Report: iTunes Pressuring Record Labels Away From Amazon
Looks like the potential for Amazon’s mp3 store might have some at Apple’s iTunes store a little worried. A new report claims that iTunes has been using its leverage to keep the record labels from making potentially high-profile deals with Amazon.
According to Billboard, iTunes weren’t very happy when major artists started showing up in Amazon’s deeply discounted “Daily Deal,” which since its inception had grown from a bargain bin to, according to a source for the story, “something where the labels make arrangements to provide an exclusive selling window with Amazon for a big release expected to do a lot of business on street date.”
As the Daily Deal grew in importance, Amazon reportedly began requesting exclusive promotion and early release dates from the record labels. And iTunes was apparently unhappy about seeing Amazon making their money.
To combat any further losses to Amazon, the article claims that iTunes started telling the record companies that they would withdraw their promotion of any albums or artists made available through the Daily Deal.
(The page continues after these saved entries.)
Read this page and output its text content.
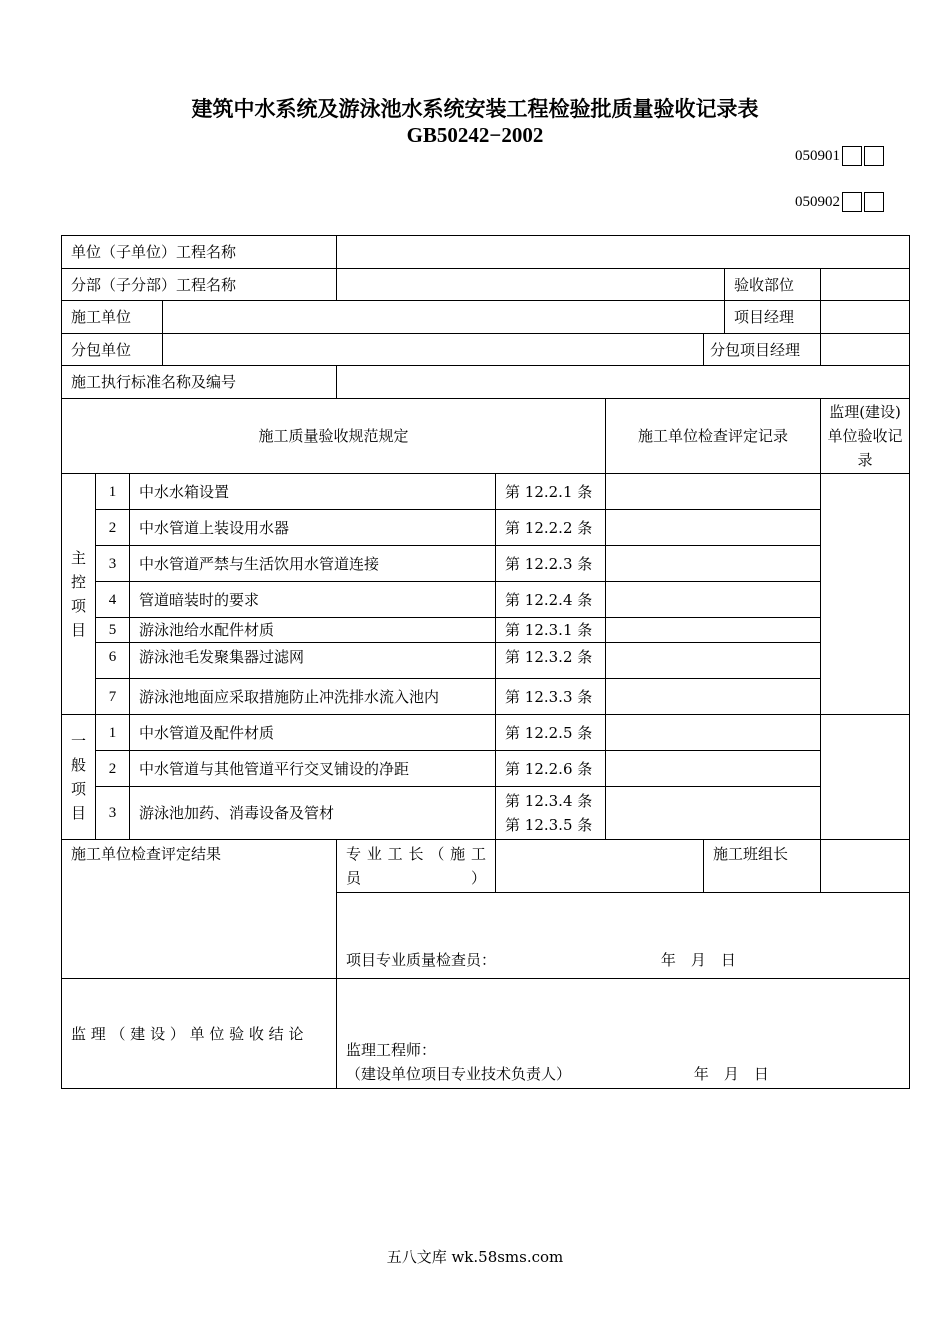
建筑中水系统及游泳池水系统安装工程检验批质量验收记录表
GB50242−2002
050901
050902
单位（子单位）工程名称									
分部（子分部）工程名称								验收部位	
施工单位								项目经理	
分包单位							分包项目经理		
施工执行标准名称及编号									
施工质量验收规范规定						施工单位检查评定记录			监理(建设)单位验收记录

主控项目	1	中水水箱设置			第 12.2.1 条				
	2	中水管道上装设用水器			第 12.2.2 条				
	3	中水管道严禁与生活饮用水管道连接			第 12.2.3 条				
	4	管道暗装时的要求			第 12.2.4 条				
	5	游泳池给水配件材质			第 12.3.1 条				
	6	游泳池毛发聚集器过滤网			第 12.3.2 条				
	7	游泳池地面应采取措施防止冲洗排水流入池内			第 12.3.3 条				

一般项目	1	中水管道及配件材质			第 12.2.5 条				
	2	中水管道与其他管道平行交叉铺设的净距			第 12.2.6 条				
	3	游泳池加药、消毒设备及管材			第 12.3.4 条
第 12.3.5 条				

施工单位检查评定结果				专 业 工 长 （ 施 工 员）			施工班组长		
				项目专业质量检查员： 年　月　日					
监 理 （ 建 设 ） 单 位 验 收 结 论				监理工程师：
（建设单位项目专业技术负责人） 年　月　日					
五八文库 wk.58sms.com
In an effort to continue with Daily Deals, Amazon has reportedly been tweaking their promotions, no longer requesting early release dates.
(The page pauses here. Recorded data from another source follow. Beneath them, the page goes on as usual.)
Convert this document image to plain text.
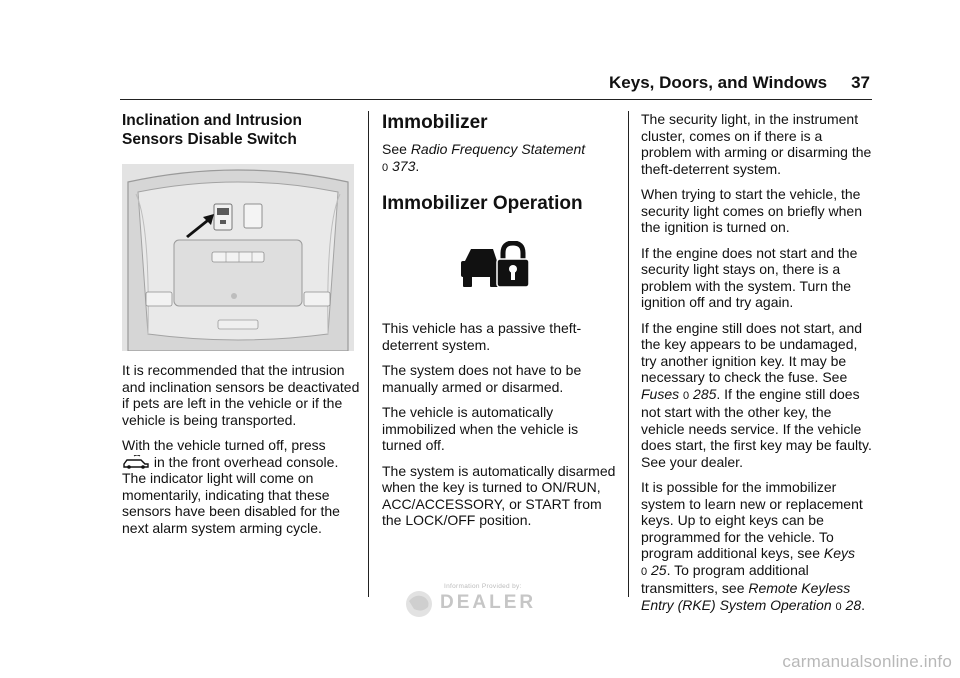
Keys, Doors, and Windows 37
Inclination and Intrusion Sensors Disable Switch

It is recommended that the intrusion and inclination sensors be deactivated if pets are left in the vehicle or if the vehicle is being transported.

With the vehicle turned off, press
in the front overhead console. The indicator light will come on momentarily, indicating that these sensors have been disabled for the next alarm system arming cycle.

Immobilizer

See Radio Frequency Statement
0 373.

Immobilizer Operation

This vehicle has a passive theft-deterrent system.

The system does not have to be manually armed or disarmed.

The vehicle is automatically immobilized when the vehicle is turned off.

The system is automatically disarmed when the key is turned to ON/RUN, ACC/ACCESSORY, or START from the LOCK/OFF position.

The security light, in the instrument cluster, comes on if there is a problem with arming or disarming the theft-deterrent system.

When trying to start the vehicle, the security light comes on briefly when the ignition is turned on.

If the engine does not start and the security light stays on, there is a problem with the system. Turn the ignition off and try again.

If the engine still does not start, and the key appears to be undamaged, try another ignition key. It may be necessary to check the fuse. See Fuses 0 285. If the engine still does not start with the other key, the vehicle needs service. If the vehicle does start, the first key may be faulty. See your dealer.

It is possible for the immobilizer system to learn new or replacement keys. Up to eight keys can be programmed for the vehicle. To program additional keys, see Keys
0 25. To program additional transmitters, see Remote Keyless Entry (RKE) System Operation 0 28.

Information Provided by:
DEALER
carmanualsonline.info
Billboard points out that there may be a happy medium, with record companies utilizing Amazon’s Daily Deals for albums that wouldn’t receive the same priority placement on iTunes.
“The whole issue is a kind of interesting dynamic,” the story quotes a senior major-label distribution executive as saying. “Amazon is fighting a guerrilla war against iTunes, and now iTunes is getting frustrated because they work hard to set up and promote a release weeks in advance of the street date, and then lo and behold, Amazon jumps in there with this deal of the day and scrapes off some of the cream.”